Lighting equations usually rely on additive colour. So the output is the colour of light one plus the colour of light two plus the colour of light three, etc.
One of the in-framebuffer blending modes offered by OpenGL is additive blending. So the colour output of anything new that you draw will be added to whatever is already in the buffer.
The most naive solution is therefore to write your shader to do exactly one light. If you have multiple lights, draw the scene that many times, each time with a different nominated line. It's an example of multipass rendering.
Better solutions involve writing shaders to do two, four, eight or whatever lights at once, doing, say, 15 lights as an 8-light draw then a 4-light draw then a 2-light draw then a 1-light draw, and including only geometry within reach of each light when you do that pass. Which tends to mean finding intelligent ways to group lights by locality.
EDIT: with a little more thought, I should add that there's another option in deferred shading, though it's not completely useful on most GL ES devices at the moment due to the limited options for output buffers.
Suppose theoretically you could render your geometry exactly once and store whatever you wanted per pixel. So you wouldn't just output a colour, you'd output, say, a position in 3d space, a normal, a diffuse colour, a specular colour and a specular exponent.

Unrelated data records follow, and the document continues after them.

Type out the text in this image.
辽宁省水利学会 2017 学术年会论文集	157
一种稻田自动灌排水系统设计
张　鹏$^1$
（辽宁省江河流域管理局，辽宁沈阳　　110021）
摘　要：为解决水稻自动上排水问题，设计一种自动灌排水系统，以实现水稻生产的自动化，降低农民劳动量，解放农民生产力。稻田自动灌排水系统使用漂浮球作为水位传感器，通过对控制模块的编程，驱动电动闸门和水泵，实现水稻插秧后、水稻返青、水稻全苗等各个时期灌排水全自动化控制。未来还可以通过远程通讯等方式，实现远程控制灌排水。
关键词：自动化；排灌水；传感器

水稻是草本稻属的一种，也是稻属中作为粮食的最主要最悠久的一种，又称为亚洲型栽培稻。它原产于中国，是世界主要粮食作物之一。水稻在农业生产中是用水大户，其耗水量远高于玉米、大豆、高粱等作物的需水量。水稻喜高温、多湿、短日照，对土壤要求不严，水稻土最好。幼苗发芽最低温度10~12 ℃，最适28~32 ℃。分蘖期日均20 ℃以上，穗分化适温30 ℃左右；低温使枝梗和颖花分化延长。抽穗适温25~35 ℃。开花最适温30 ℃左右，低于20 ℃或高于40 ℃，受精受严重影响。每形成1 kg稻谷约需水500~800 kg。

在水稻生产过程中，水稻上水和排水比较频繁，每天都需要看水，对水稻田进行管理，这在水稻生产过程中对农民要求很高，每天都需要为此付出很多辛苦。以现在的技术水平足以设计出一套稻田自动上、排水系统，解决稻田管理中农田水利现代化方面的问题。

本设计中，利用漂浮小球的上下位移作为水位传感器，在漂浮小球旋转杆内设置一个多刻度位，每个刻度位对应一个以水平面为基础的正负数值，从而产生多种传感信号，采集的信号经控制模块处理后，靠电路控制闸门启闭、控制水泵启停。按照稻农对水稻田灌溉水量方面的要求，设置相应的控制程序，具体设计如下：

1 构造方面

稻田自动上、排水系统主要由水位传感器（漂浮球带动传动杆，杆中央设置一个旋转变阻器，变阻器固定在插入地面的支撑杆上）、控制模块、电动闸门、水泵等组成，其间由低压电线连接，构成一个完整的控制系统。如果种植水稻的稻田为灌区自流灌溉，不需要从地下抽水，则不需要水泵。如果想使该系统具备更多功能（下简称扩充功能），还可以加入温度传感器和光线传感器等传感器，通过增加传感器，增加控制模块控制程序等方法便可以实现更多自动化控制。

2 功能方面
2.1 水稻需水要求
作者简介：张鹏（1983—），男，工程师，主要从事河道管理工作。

Those would then all be in a per-pixel buffer.
You could then render each light by (i) working out the maximum possible space it can occupy when projected onto the screen (so, a 2d rectangle that relates directly to pixels); and (ii) rendering the light as a single quad of that size, for each pixel reading the relevant values from the buffer you just set up and outputting an appropriately lit colour.

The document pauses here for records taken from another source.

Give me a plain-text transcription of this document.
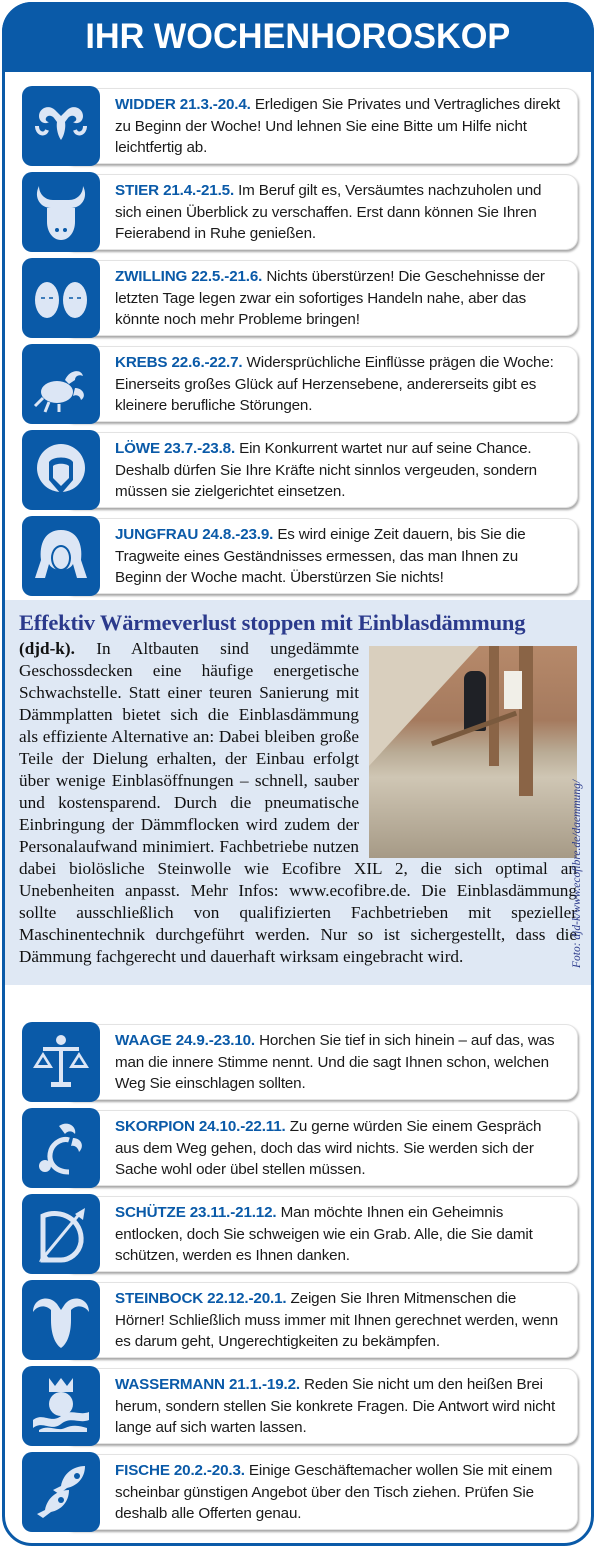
IHR WOCHENHOROSKOP
WIDDER 21.3.-20.4. Erledigen Sie Privates und Vertragliches direkt zu Beginn der Woche! Und lehnen Sie eine Bitte um Hilfe nicht leichtfertig ab.
STIER 21.4.-21.5. Im Beruf gilt es, Versäumtes nachzuholen und sich einen Überblick zu verschaffen. Erst dann können Sie Ihren Feierabend in Ruhe genießen.
ZWILLING 22.5.-21.6. Nichts überstürzen! Die Geschehnisse der letzten Tage legen zwar ein sofortiges Handeln nahe, aber das könnte noch mehr Probleme bringen!
KREBS 22.6.-22.7. Widersprüchliche Einflüsse prägen die Woche: Einerseits großes Glück auf Herzensebene, andererseits gibt es kleinere berufliche Störungen.
LÖWE 23.7.-23.8. Ein Konkurrent wartet nur auf seine Chance. Deshalb dürfen Sie Ihre Kräfte nicht sinnlos vergeuden, sondern müssen sie zielgerichtet einsetzen.
JUNGFRAU 24.8.-23.9. Es wird einige Zeit dauern, bis Sie die Tragweite eines Geständnisses ermessen, das man Ihnen zu Beginn der Woche macht. Überstürzen Sie nichts!
Effektiv Wärmeverlust stoppen mit Einblasdämmung
(djd-k). In Altbauten sind ungedämmte Geschossdecken eine häufige energetische Schwachstelle. Statt einer teuren Sanierung mit Dämmplatten bietet sich die Einblasdämmung als effiziente Alternative an: Dabei bleiben große Teile der Dielung erhalten, der Einbau erfolgt über wenige Einblasöffnungen – schnell, sauber und kostensparend. Durch die pneumatische Einbringung der Dämmflocken wird zudem der Personalaufwand minimiert. Fachbetriebe nutzen dabei biolösliche Steinwolle wie Ecofibre XIL 2, die sich optimal an Unebenheiten anpasst. Mehr Infos: www.ecofibre.de. Die Einblasdämmung sollte ausschließlich von qualifizierten Fachbetrieben mit spezieller Maschinentechnik durchgeführt werden. Nur so ist sichergestellt, dass die Dämmung fachgerecht und dauerhaft wirksam eingebracht wird.	Foto: djd-k/www.ecofibre.de/daemmung/
WAAGE 24.9.-23.10. Horchen Sie tief in sich hinein – auf das, was man die innere Stimme nennt. Und die sagt Ihnen schon, welchen Weg Sie einschlagen sollten.
SKORPION 24.10.-22.11. Zu gerne würden Sie einem Gespräch aus dem Weg gehen, doch das wird nichts. Sie werden sich der Sache wohl oder übel stellen müssen.
SCHÜTZE 23.11.-21.12. Man möchte Ihnen ein Geheimnis entlocken, doch Sie schweigen wie ein Grab. Alle, die Sie damit schützen, werden es Ihnen danken.
STEINBOCK 22.12.-20.1. Zeigen Sie Ihren Mitmenschen die Hörner! Schließlich muss immer mit Ihnen gerechnet werden, wenn es darum geht, Ungerechtigkeiten zu bekämpfen.
WASSERMANN 21.1.-19.2. Reden Sie nicht um den heißen Brei herum, sondern stellen Sie konkrete Fragen. Die Antwort wird nicht lange auf sich warten lassen.
FISCHE 20.2.-20.3. Einige Geschäftemacher wollen Sie mit einem scheinbar günstigen Angebot über den Tisch ziehen. Prüfen Sie deshalb alle Offerten genau.
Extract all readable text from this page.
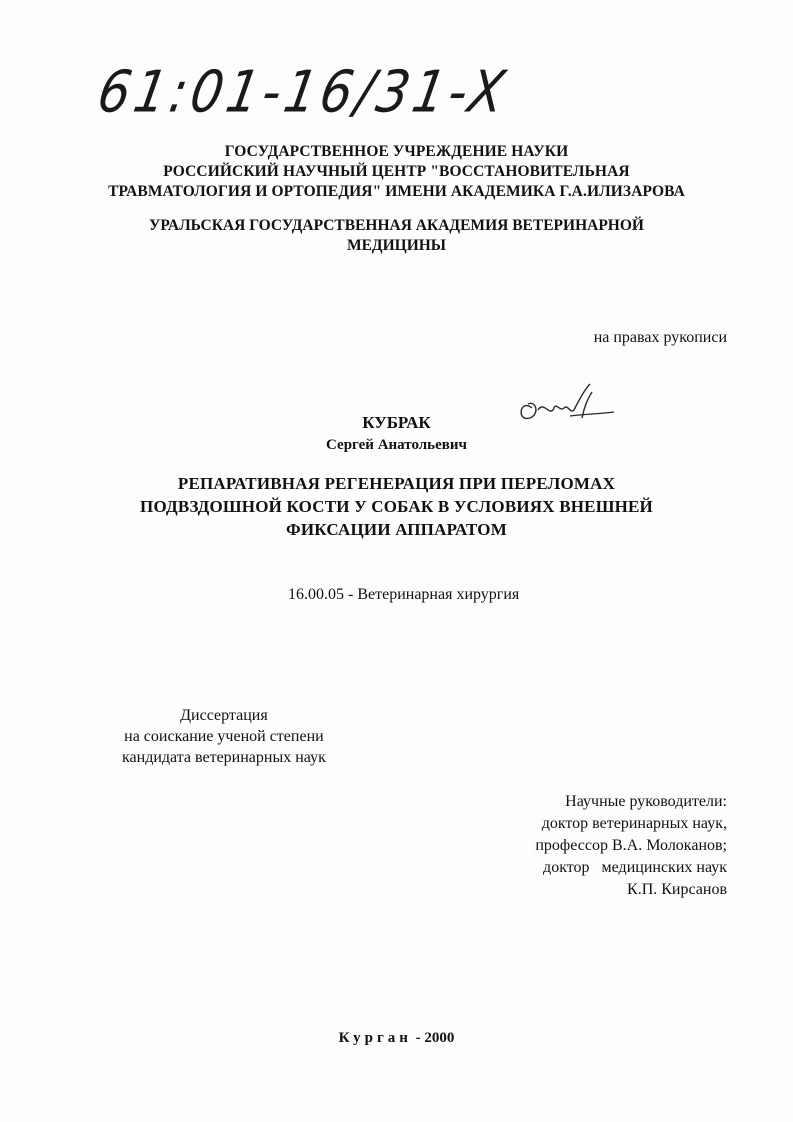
61:01-16/31-X
ГОСУДАРСТВЕННОЕ УЧРЕЖДЕНИЕ НАУКИ
РОССИЙСКИЙ НАУЧНЫЙ ЦЕНТР "ВОССТАНОВИТЕЛЬНАЯ
ТРАВМАТОЛОГИЯ И ОРТОПЕДИЯ" ИМЕНИ АКАДЕМИКА Г.А.ИЛИЗАРОВА
УРАЛЬСКАЯ ГОСУДАРСТВЕННАЯ АКАДЕМИЯ ВЕТЕРИНАРНОЙ
МЕДИЦИНЫ
на правах рукописи
КУБРАК
Сергей Анатольевич
РЕПАРАТИВНАЯ РЕГЕНЕРАЦИЯ ПРИ ПЕРЕЛОМАХ
ПОДВЗДОШНОЙ КОСТИ У СОБАК В УСЛОВИЯХ ВНЕШНЕЙ
ФИКСАЦИИ АППАРАТОМ
16.00.05 - Ветеринарная хирургия
Диссертация
на соискание ученой степени
кандидата ветеринарных наук
Научные руководители:
доктор ветеринарных наук,
профессор В.А. Молоканов;
доктор   медицинских наук
К.П. Кирсанов
Курган - 2000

Then you'd do all the actual geometry in your scene only exactly once, and each additional light would cost at most a single, full-screen quad.
In practice you can't really do that because the output buffers you tend to be able to use in ES provide too little storage. But what you can usually do is render to a 32bit colour buffer with an attached depth buffer. So you can just store depth in the depth buffer and work out world (x, y, z) from that plus the [uniform] position of the camera in the light shader. You could store 8-bit versions of normal x and y in the colour buffer so as to spend 16 bits and work out z in the colour buffer because you know that the normal is always of unit length. Then, to pick a concrete example at random, maybe you could store a 16-bit version of the diffuse colour in the remaining space, possibly in YCrCb with extra storage for Y.
The main disadvantage is that hardware antialiasing then doesn't due to much the same sort of concerns as transparency and depth buffers. But if you get to the point where you save dramatically on lighting it might still make sense to do manual antialiasing by rendering a large version of the scene and then scaling it down in a final pass.